Pastor Ron Gibson (above) celebrating his anniversary at Gethsemane Missionary Baptist Church
– By Gypsy C. Gallardo
It was one week ago that I spoke with a pastor who said his name should not have appeared on the list of 40 pastoral endorsements published by Rick Baker’s campaign and re-printed in whole in a Tampa Bay Times article on July 27th.
Ever since, I’ve struggled with whether to report this and how, without further fueling the heated community conversation sparked by the Times piece.
I was already bothered by the headline blurring the distinction between “pastor” and “clergy,” and by the misuse of the term “Midtown” to mean “black” (along with the misspelling of Childs Park in Baker’s release).
But it was the urging of several clergy (and subsequent findings about the 40, along with the imperative that the views of our distinguished clergy be accurately represented) that finally leads to this fact-based approach to a topic unpleasant to report.

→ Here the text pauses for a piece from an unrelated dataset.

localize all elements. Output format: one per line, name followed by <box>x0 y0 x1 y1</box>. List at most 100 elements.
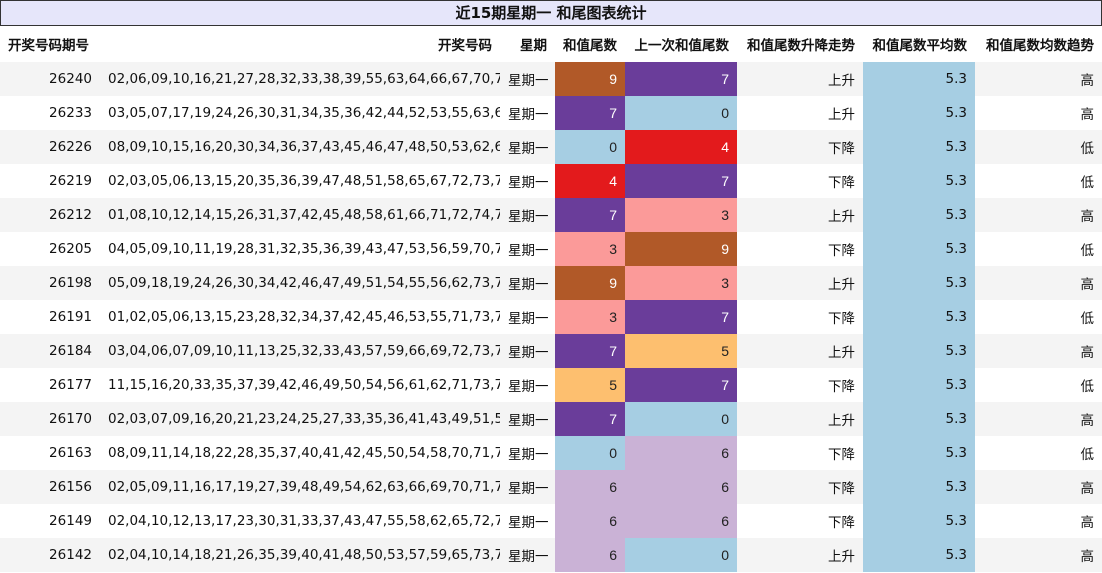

Fact 1, the list of 40 “clergy” contains about 28 “pastors,” as far as I can identify. The difference is defined at the end of this piece. To be clear, although the Times headline cites “40 pastors,” the text of both the Times article and Baker’s release does say “pastors” and “religious leaders,” which is a more accurate description of the list.
Fact 2, among the 28 pastors, 17 preside over churches located in the 5.5-square mile area known as Midtown, while eight have churches elsewhere in the city and three lead churches located outside of St. Petersburg (including two outside of Pinellas County, per my research so far).
Fact 3, not everyone on the list actually endorsed Rick Baker, according to the pastor who told me that his name was erroneously added to the roster, and two others who said the same in a recent community meeting.
What Baker’s endorsement boils down to is about 23 black St. Petersburg-based pastors who may have endorsed him, some formally (e.g., Pastor Frank Peterman, Jr.) and some possibly informally.
It’s hard to say without speaking with each of them individually, which is how it came to me that one Pastor Ron Gibson, shepherd of 18-years at Gethsemane Missionary Baptist Church, had not endorsed Baker, and was surprised to see his name printed, especially since he’s leaning toward supporting Rick Kriseman.
One of his members took it upon herself to ask Pastor Gibson if and why he backed Baker. Upon finding that he had not, she used Facebook to encourage others to pick up the phone and call listed clergy to see if they had indeed agreed to support Baker.
When I spoke to Pastor Gibson last week, I asked him “What is your preference Pastor? Do you want to let it go, and just see how things turn out? Or would you like to speak with the reporter who published the list?”
He said, and I quote, “I want my voice heard!” and reiterated his feeling today when I called him “just to be sure.”
Gibson went on to explain that he was insulted to see his name used without his permission after having attended a single meeting back in May, when former Mayor Baker announced that he was considering a run.
“Mr. Baker didn’t present an agenda or any discussion of his platform. I felt it was the same ole’, same ole,’ asking for our vote without putting forth what he will do for the community,” says Gibson.
He continued, “I did not give my endorsement and haven’t been contacted since. So when I saw my name listed, I said ‘hold on, wait a minute, they can’t just put my name out there.’ I just want to clarify, that group doesn’t speak for me, especially since I have not had an opportunity to speak for myself.”
Pastor Gibson plans to follow up with the Tampa Bay Times when he returns from travel next week, with the hope that his views can contribute to constructive dialogue.
In the meantime, here are a few facts about South St. Petersburg’s faith community, for those unfamiliar.
The big difference between pastor and clergy: A pastor is one who leads a congregation; a member of the clergy is one ordained for religious duties. Estimates of the number of black pastors in the city run as high as 130 who lead churches ranging in size from two to 4,000 members. The body of clergy is much larger, numbering perhaps in the high hundreds who carry the esteemed title of Reverend, Minister, Elder, and sometimes Apostle (while Reverend and Apostle are sometimes used by pastors as well).
Churches in the community: A 2015 report by the Power Broker magazine identified 136 churches located in South St. Petersburg. Incredibly, they represent two-thirds of all churches in the City. Churches are three times more concentrated in South St. Petersburg, compared to north St. Petersburg, and the poorest areas of the community have the densest concentration.
|No. of Churches
|Churches/ Sq. Mile
|North St. Petersburg
|South St. Petersburg
Size of Church Community: “The Church” remains the largest membership body in the community. Conservatively, 18,620 people attend Southside churches weekly – exceeding the aggregate membership of all other community groups combined, including fraternities, sororities, social and service groups, political clubs, neighborhood, business & professional associations, and youth sports leagues.
African American Church Attendance: As Pew Research Center notes “African-Americans are markedly more religious on a variety of measures than the U.S. population as a whole,” and according to a Pew report, 53% of black Americans attend religious services at least once a week.